This makes it the first skier-owned mountain in the USA — and, by the looks of things, it won’t be the last.
Mad River Glen near Waitsfield started as one of Vermont’s first ski areas in 1948. Through the years it eschewed the commercialisation that befell other ski resorts and provided a frill-free home for die-hard skiers, relying solely on the appeal of some of the most challenging ski trails in the east. With 250 inches of natural snow a year, it hardly needs snow making machines — although, just to be on the safe side, it actually has two.
In 1995, the ski area was put up for sale. Afraid of the changes a new corporate owner might bring, a group of skiers formed a co-operative and bought Mad River Glen.
The co-operative works to fulfill a simple mission: “To forever protect the classic Mad River Glen skiing experience by preserving low-skier density, natural terrain and forests, varied trail character, and friendly community atmosphere for the benefit of shareholders, area personnel and patrons.”
It works quite simply: a co-op member invests $2,000 in a share. You can also purchase your share in installments with interest. Members get attractive shareholder discounts on season tickets, day passes and other products.
Four years after buying the ski area, the co-op issued share number 1,667 and paid off its entire mortgage. Since then, MRGC has invested an additional $4 million in capital projects. Skiers even donated $1.8 million to refurbish the historic single-chair lift, the only one in the continental USA. The co-op has been in the black for 13 of the past 15 seasons and operates with no debt.
The members elect the board which has six seats set aside for Vermont members and three for out-of-state members. When you leave the co-op you get your $2,000 back from the investment of the next incoming member, less a $100 processing fee. That way, the co-op’s capital base cannot be eroded by people leaving en masse.
The other interesting duty of the co-op member is to pay each year, by October 1st, the Annual Purchase Requirement (APR) set annually by the board. In 2010, the APR was $200. Members can use the APR payment to charge season tickets, day passes, lift tickets, meals, rentals, repairs and services. This gives the Co-op $400,000 in cash flow at the beginning of the season and reduces its borrowing costs substantially.
Two hours south of Mad River Glen, another Vermont group is engaged in an effort to buy the Magic Mountain ski resort. In this case, organisers Magic Mountain LLC are starting off by selling 300 memberships at $3,000, with one vote each. With those funds, the members will purchase a 33 per cent interest in the holding company, although they will elect three of the five board members. With additional tranches of memberships sold over the next five years, the plan is for the members to buy 60 per cent of the company and then the member shareholders will elect all five directors. The organisers are hoping they will achieve their first goal of selling 300 memberships this year.

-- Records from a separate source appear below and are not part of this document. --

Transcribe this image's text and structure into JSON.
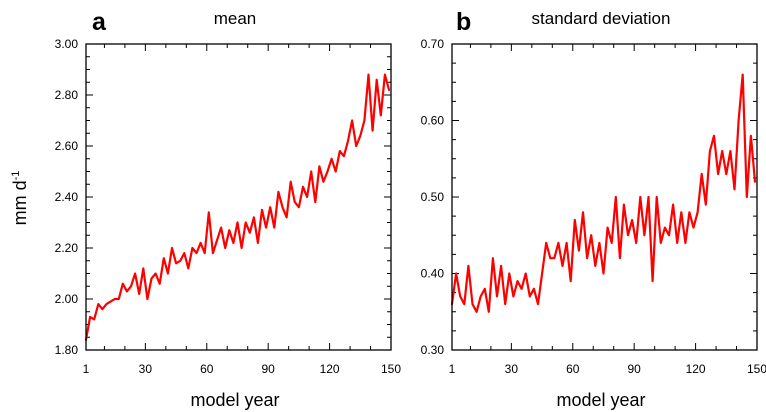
{
  "y_axis_label": {
    "main": "mm d",
    "sup": "-1"
  },
  "chart_data": [
    {
      "type": "line",
      "panel": "a",
      "title": "mean",
      "xlabel": "model year",
      "ylabel": "mm d-1",
      "xlim": [
        1,
        150
      ],
      "ylim": [
        1.8,
        3.0
      ],
      "xticks": [
        1,
        30,
        60,
        90,
        120,
        150
      ],
      "yticks": [
        1.8,
        2.0,
        2.2,
        2.4,
        2.6,
        2.8,
        3.0
      ],
      "ytick_labels": [
        "1.80",
        "2.00",
        "2.20",
        "2.40",
        "2.60",
        "2.80",
        "3.00"
      ],
      "color": "#ff0000",
      "x": [
        1,
        3,
        5,
        7,
        9,
        11,
        13,
        15,
        17,
        19,
        21,
        23,
        25,
        27,
        29,
        31,
        33,
        35,
        37,
        39,
        41,
        43,
        45,
        47,
        49,
        51,
        53,
        55,
        57,
        59,
        61,
        63,
        65,
        67,
        69,
        71,
        73,
        75,
        77,
        79,
        81,
        83,
        85,
        87,
        89,
        91,
        93,
        95,
        97,
        99,
        101,
        103,
        105,
        107,
        109,
        111,
        113,
        115,
        117,
        119,
        121,
        123,
        125,
        127,
        129,
        131,
        133,
        135,
        137,
        139,
        141,
        143,
        145,
        147,
        149
      ],
      "values": [
        1.84,
        1.93,
        1.92,
        1.98,
        1.96,
        1.98,
        1.99,
        2.0,
        2.0,
        2.06,
        2.03,
        2.05,
        2.1,
        2.02,
        2.12,
        2.0,
        2.08,
        2.1,
        2.06,
        2.16,
        2.1,
        2.2,
        2.14,
        2.15,
        2.18,
        2.12,
        2.2,
        2.18,
        2.22,
        2.18,
        2.34,
        2.18,
        2.23,
        2.28,
        2.2,
        2.27,
        2.22,
        2.3,
        2.2,
        2.3,
        2.26,
        2.32,
        2.22,
        2.35,
        2.28,
        2.36,
        2.28,
        2.42,
        2.36,
        2.32,
        2.46,
        2.38,
        2.36,
        2.44,
        2.4,
        2.5,
        2.38,
        2.52,
        2.46,
        2.5,
        2.55,
        2.5,
        2.58,
        2.56,
        2.62,
        2.7,
        2.6,
        2.64,
        2.7,
        2.88,
        2.66,
        2.86,
        2.72,
        2.88,
        2.82
      ]
    },
    {
      "type": "line",
      "panel": "b",
      "title": "standard deviation",
      "xlabel": "model year",
      "xlim": [
        1,
        150
      ],
      "ylim": [
        0.3,
        0.7
      ],
      "xticks": [
        1,
        30,
        60,
        90,
        120,
        150
      ],
      "yticks": [
        0.3,
        0.4,
        0.5,
        0.6,
        0.7
      ],
      "ytick_labels": [
        "0.30",
        "0.40",
        "0.50",
        "0.60",
        "0.70"
      ],
      "color": "#ff0000",
      "x": [
        1,
        3,
        5,
        7,
        9,
        11,
        13,
        15,
        17,
        19,
        21,
        23,
        25,
        27,
        29,
        31,
        33,
        35,
        37,
        39,
        41,
        43,
        45,
        47,
        49,
        51,
        53,
        55,
        57,
        59,
        61,
        63,
        65,
        67,
        69,
        71,
        73,
        75,
        77,
        79,
        81,
        83,
        85,
        87,
        89,
        91,
        93,
        95,
        97,
        99,
        101,
        103,
        105,
        107,
        109,
        111,
        113,
        115,
        117,
        119,
        121,
        123,
        125,
        127,
        129,
        131,
        133,
        135,
        137,
        139,
        141,
        143,
        145,
        147,
        149
      ],
      "values": [
        0.36,
        0.4,
        0.37,
        0.36,
        0.41,
        0.36,
        0.35,
        0.37,
        0.38,
        0.35,
        0.42,
        0.37,
        0.41,
        0.36,
        0.4,
        0.37,
        0.39,
        0.38,
        0.4,
        0.37,
        0.38,
        0.36,
        0.4,
        0.44,
        0.42,
        0.42,
        0.44,
        0.41,
        0.44,
        0.39,
        0.47,
        0.43,
        0.48,
        0.42,
        0.45,
        0.41,
        0.44,
        0.4,
        0.46,
        0.44,
        0.5,
        0.42,
        0.49,
        0.45,
        0.47,
        0.44,
        0.5,
        0.45,
        0.5,
        0.39,
        0.5,
        0.44,
        0.46,
        0.45,
        0.49,
        0.44,
        0.48,
        0.44,
        0.48,
        0.46,
        0.48,
        0.53,
        0.49,
        0.56,
        0.58,
        0.53,
        0.56,
        0.53,
        0.56,
        0.51,
        0.6,
        0.66,
        0.5,
        0.58,
        0.52
      ]
    }
  ]
}
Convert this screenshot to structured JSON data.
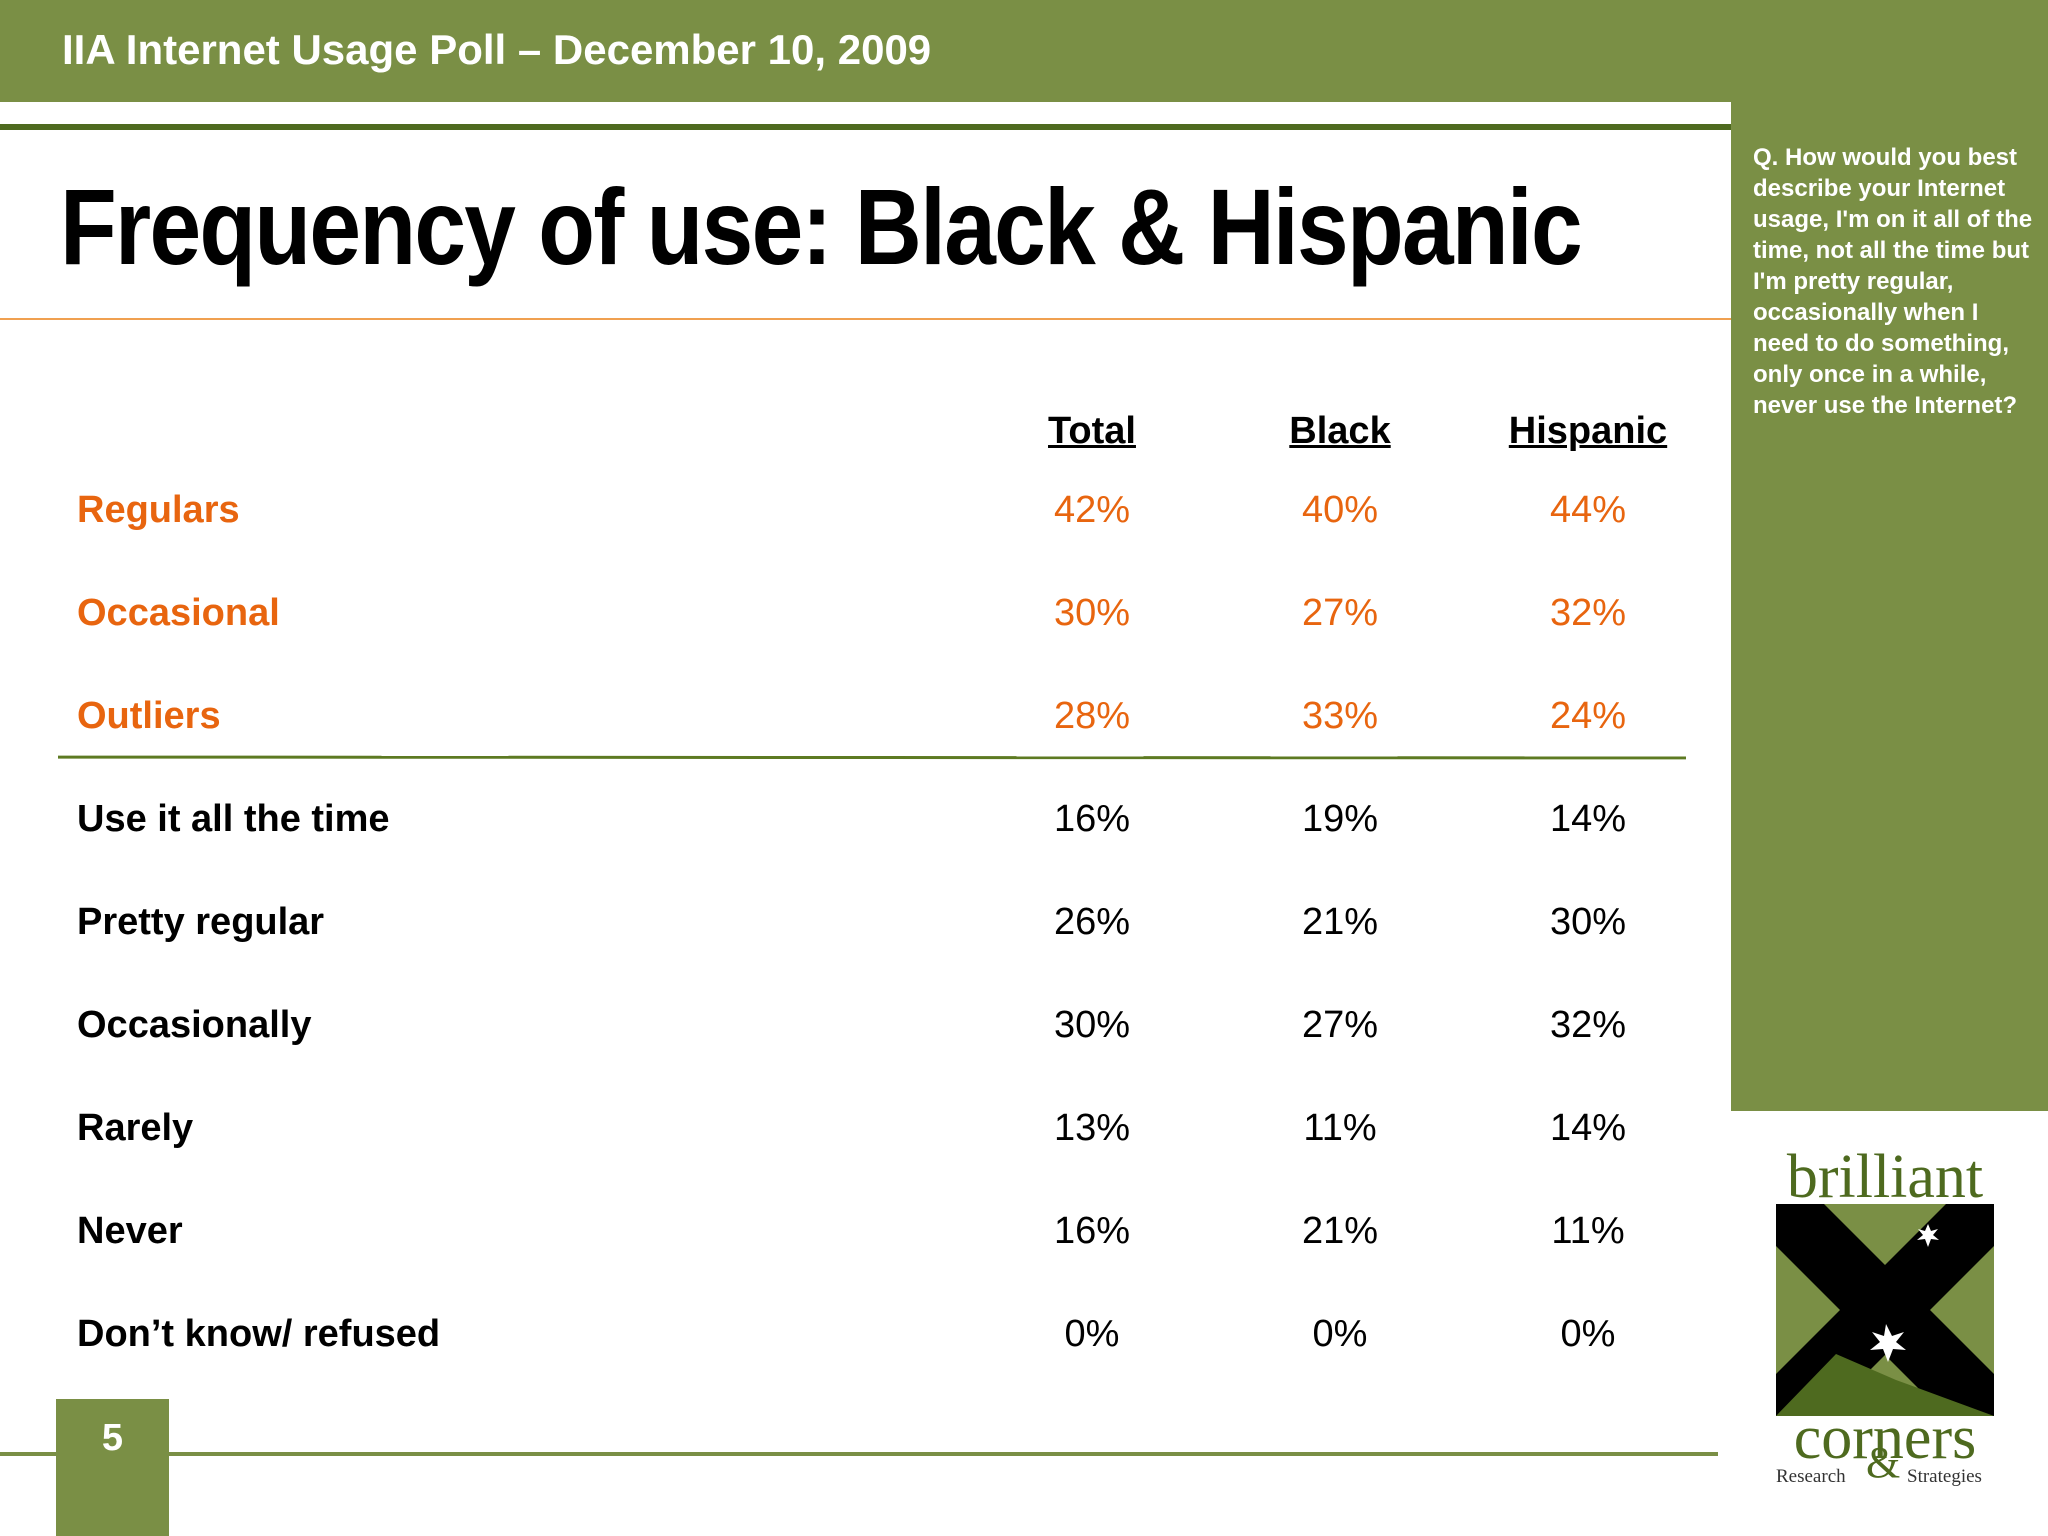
{
  "header": {
    "title": "IIA Internet Usage Poll – December 10, 2009"
  },
  "slide": {
    "title": "Frequency of use: Black & Hispanic",
    "page_number": "5"
  },
  "question": "Q. How would you best describe your Internet usage, I'm on it all of the time, not all the time but I'm pretty regular, occasionally when I need to do something, only once in a while, never use the Internet?",
  "table": {
    "columns": [
      "Total",
      "Black",
      "Hispanic"
    ],
    "summary_rows": [
      {
        "label": "Regulars",
        "values": [
          "42%",
          "40%",
          "44%"
        ]
      },
      {
        "label": "Occasional",
        "values": [
          "30%",
          "27%",
          "32%"
        ]
      },
      {
        "label": "Outliers",
        "values": [
          "28%",
          "33%",
          "24%"
        ]
      }
    ],
    "detail_rows": [
      {
        "label": "Use it all the time",
        "values": [
          "16%",
          "19%",
          "14%"
        ]
      },
      {
        "label": "Pretty regular",
        "values": [
          "26%",
          "21%",
          "30%"
        ]
      },
      {
        "label": "Occasionally",
        "values": [
          "30%",
          "27%",
          "32%"
        ]
      },
      {
        "label": "Rarely",
        "values": [
          "13%",
          "11%",
          "14%"
        ]
      },
      {
        "label": "Never",
        "values": [
          "16%",
          "21%",
          "11%"
        ]
      },
      {
        "label": "Don’t know/ refused",
        "values": [
          "0%",
          "0%",
          "0%"
        ]
      }
    ]
  },
  "logo": {
    "line1": "brilliant",
    "line2": "corners",
    "left": "Research",
    "amp": "&",
    "right": "Strategies"
  },
  "colors": {
    "green": "#7a8f45",
    "dark_green": "#4e6a1f",
    "orange": "#e8650f"
  }
}
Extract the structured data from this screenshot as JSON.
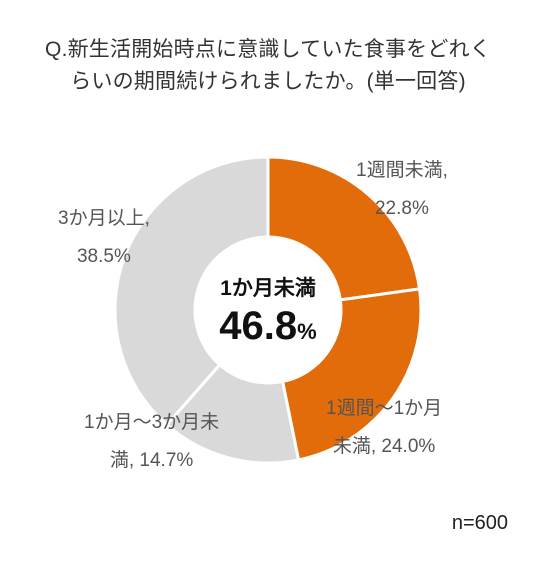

Thousands of miles away in Terrace, British Colombia, a similar group has created My Mountain Co-op, the first skiers’ co-op in Canada. The owners of Shames Mountain Ski Area want to retire and a “community services co-op”
wants to buy the mountain. Keeping the ski area in business means a lot to the region’s skiers and to the local economy.
The co-op has just started its campaign to raise $2 million (CDN) to buy the mountain and set aside funds for capital improvement. The co-op is selling 5,000 refundable individual shares at $299 each and looking for business memberships and corporate sponsors. My Mountain
Co-op is enthused by the solid success of Mad River Glen Co-operative and hopes to buy the mountain in 2012.
In each of these efforts, it is seen that preserving the ski area is part of strengthening the local economy and building community: all good co-operative values.